Nazista jusqu’au bout

Ero pronto a postare il pezzo con tutte le sue belle 128 candeline ma proprio prima di finirla pensavo alla svolta buonista di Houellebecq: «c’est avec les bons sentiments qu’on fait de la bonne littérature»… Perfetta antifrasi della poetica di Walter Siti, peraltro. Houellebecq buonista? Non ci casco. Mi pare una provocazione. Visto come gliene ha cantate quattro, alle femmine femministe? E Céline? Anche qui parlare di buonismo è pura provocazione, in verità… e chissà a quali abissi di abiezione e violenza di genere si potrà spingere… Chissà cosa aveva capito, della differenza di genere quel bastardo con il cazzo sempre in tiro che si divertiva a dire “L’arte non è che razza e patria”, come Baudelaire ai tempi del “cuore a nudo”: “Trono e altare, ecco la vera rivoluzione”. Houellebecq per lo meno vive in una democrazia e più il là di tanto non si può spingere. Ma con il sound degli anni trenta, in pieno revival nietzscheiano, quando affermazioni tipo l’uomo è fatto per la guerra, la donna per partorire soldati erano moneta corrente, e la superiorità del maschio fuori discussione… negli anni trenta, quando Céline aveva cinque intrallazzi simultanei – il suo “giro di vacche”, come lo chiamava…. Ho paura… Arriva il Céline vero, non il buonista che mi sono inventato e ovviamente non esiste… oddio… le donne! le donne! Stavolta mi censurano anche qui dove non è mai stato censurato nessuno…

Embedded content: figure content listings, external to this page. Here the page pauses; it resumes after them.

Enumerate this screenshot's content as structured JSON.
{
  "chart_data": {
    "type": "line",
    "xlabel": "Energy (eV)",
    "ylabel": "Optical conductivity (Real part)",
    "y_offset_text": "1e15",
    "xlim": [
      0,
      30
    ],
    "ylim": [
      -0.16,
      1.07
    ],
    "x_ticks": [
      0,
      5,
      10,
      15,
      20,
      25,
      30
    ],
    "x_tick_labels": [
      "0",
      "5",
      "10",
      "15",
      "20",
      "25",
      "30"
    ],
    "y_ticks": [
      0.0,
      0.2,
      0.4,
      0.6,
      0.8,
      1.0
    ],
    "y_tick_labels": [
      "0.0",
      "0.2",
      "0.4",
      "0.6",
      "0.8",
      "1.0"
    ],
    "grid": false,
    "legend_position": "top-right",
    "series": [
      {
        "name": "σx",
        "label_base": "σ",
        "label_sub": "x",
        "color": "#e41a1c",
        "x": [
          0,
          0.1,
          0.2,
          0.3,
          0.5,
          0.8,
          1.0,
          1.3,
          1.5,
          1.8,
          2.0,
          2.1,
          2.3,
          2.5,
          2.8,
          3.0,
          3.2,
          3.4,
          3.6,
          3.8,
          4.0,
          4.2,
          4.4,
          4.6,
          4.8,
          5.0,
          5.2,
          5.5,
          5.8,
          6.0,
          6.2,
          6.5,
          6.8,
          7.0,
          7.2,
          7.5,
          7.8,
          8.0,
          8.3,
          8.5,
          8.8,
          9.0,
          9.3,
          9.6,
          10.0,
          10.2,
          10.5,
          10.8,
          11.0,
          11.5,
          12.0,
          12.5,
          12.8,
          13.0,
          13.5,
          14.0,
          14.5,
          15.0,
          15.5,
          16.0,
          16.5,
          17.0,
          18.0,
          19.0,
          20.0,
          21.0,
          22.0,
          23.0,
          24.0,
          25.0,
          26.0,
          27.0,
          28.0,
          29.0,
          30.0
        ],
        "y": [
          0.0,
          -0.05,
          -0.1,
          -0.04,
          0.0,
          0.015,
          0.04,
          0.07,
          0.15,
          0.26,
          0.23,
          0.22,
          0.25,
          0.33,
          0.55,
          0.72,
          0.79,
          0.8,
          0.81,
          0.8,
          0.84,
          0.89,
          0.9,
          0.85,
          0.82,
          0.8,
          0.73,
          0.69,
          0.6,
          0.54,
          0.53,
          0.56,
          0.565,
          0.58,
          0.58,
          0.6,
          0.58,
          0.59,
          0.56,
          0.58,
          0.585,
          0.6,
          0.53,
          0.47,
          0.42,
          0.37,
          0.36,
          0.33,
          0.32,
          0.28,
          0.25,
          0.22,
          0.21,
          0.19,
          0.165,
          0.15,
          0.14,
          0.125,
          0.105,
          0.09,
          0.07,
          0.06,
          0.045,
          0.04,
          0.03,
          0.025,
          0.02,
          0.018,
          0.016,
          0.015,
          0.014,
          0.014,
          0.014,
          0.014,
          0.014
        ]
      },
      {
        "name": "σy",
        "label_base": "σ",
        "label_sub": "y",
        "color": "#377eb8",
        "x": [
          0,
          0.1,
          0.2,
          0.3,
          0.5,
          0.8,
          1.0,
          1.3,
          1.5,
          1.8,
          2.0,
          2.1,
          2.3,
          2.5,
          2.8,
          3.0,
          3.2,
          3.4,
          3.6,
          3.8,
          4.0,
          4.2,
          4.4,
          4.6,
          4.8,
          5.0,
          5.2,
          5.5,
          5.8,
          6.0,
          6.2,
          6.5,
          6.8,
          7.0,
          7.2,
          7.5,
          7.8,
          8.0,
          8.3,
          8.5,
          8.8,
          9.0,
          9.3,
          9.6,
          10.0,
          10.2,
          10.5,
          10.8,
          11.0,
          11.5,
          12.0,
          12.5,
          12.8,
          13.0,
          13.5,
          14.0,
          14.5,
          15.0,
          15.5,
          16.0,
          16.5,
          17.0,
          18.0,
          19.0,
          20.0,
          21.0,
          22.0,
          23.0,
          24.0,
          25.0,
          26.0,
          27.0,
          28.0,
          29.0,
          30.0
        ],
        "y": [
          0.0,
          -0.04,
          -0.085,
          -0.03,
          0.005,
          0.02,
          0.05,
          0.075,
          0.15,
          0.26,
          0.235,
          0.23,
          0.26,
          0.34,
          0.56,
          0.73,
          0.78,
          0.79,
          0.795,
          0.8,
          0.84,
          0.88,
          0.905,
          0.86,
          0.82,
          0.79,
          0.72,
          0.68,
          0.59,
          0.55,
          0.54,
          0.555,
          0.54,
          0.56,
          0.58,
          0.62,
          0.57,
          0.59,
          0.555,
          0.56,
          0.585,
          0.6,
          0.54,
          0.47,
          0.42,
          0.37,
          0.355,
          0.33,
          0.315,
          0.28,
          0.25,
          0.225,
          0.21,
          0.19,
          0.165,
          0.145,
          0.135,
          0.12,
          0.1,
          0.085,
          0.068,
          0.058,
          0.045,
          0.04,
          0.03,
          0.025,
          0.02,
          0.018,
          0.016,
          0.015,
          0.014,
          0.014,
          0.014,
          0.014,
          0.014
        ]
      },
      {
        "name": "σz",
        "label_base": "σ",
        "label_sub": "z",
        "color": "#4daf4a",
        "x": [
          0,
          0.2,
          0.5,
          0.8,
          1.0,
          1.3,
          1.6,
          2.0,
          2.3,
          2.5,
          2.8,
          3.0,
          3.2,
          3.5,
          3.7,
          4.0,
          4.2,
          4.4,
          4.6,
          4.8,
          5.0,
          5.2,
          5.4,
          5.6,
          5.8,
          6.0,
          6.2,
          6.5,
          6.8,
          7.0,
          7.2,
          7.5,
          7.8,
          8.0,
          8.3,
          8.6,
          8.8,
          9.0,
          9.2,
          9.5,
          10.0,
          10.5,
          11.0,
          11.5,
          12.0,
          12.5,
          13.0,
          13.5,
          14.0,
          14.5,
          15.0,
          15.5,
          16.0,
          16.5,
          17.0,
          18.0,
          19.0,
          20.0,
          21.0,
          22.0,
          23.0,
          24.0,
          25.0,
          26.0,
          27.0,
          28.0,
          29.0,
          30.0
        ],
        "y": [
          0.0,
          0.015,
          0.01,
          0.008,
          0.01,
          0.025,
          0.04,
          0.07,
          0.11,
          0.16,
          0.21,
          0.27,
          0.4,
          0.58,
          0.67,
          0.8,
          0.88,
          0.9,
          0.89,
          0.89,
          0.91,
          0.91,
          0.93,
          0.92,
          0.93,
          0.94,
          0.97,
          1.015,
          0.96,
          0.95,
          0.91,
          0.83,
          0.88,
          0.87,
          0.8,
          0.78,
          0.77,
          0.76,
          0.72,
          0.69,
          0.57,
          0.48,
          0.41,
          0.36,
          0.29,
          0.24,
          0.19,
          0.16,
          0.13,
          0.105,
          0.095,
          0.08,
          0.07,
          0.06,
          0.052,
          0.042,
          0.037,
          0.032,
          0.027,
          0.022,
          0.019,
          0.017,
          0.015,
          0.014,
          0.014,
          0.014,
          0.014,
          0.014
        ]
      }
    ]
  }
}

Vi sono dunque tutte le ragioni per sperare che tempi più felici siano vicini al nostro orizzonte. La brutalità sembra toccare la fine del suo regno millenario. Con essa finirà senza dubbio la supremazia negli affari del mondo di cui gli uomini hanno preso il controllo. Sono finiti i tempi selvaggi del passato, tempi guerrieri, tempi fragili in fondo, come tutto ciò che è maschile. Per tutto un tempo lunghissimo la forza dell’uomo, il muscolo, fu uno strumento della potenza e la virilità restò alla base delle nostre società. Ma oggi la forza fisica poca cosa e domani non conterà più nulla. Domani bisognerà essere forti in modo vero e rispettare la vita e questa forza è propria dei medici e soprattutto la maggiore qualità delle donne; ciò che le rende superiori e che ne farà le le protagoniste del domani. Il genio maschile ha realizzato straordinarie costruzioni logiche, meccaniche ma non ha anche distrutto ancora di più in nome dell’ideale. E ora minaccia anche di distruggere la terra stessa, il pianeta in cui vive. È la triste malattia della sua ferocia, del suo genio distorto che non può fare a meno di conquistare e devastare… ma domani sarà ridicolo.

Domani le donne, pazienti, più intelligenti, meno logiche, più mistiche, insomma, più vive, usciranno dal loro silenzio e ci condurranno a loro volta, con più felicità forse, sull’altra strada… e noi le seguiremo restii soltanto proforma, in realtà docili in fondo perché sappiamo bene che non abbiamo più niente da dire. Perché il nostro sistema maschile fondato sull’aggressività è definitivamente sorpassato

È la morale della favola direi e anche abbastanza ovvia, peraltro: l’unico buonista buono è il buonista nazi.

Buon compleanno, Louis. Riposa in pace. Senza esagerare.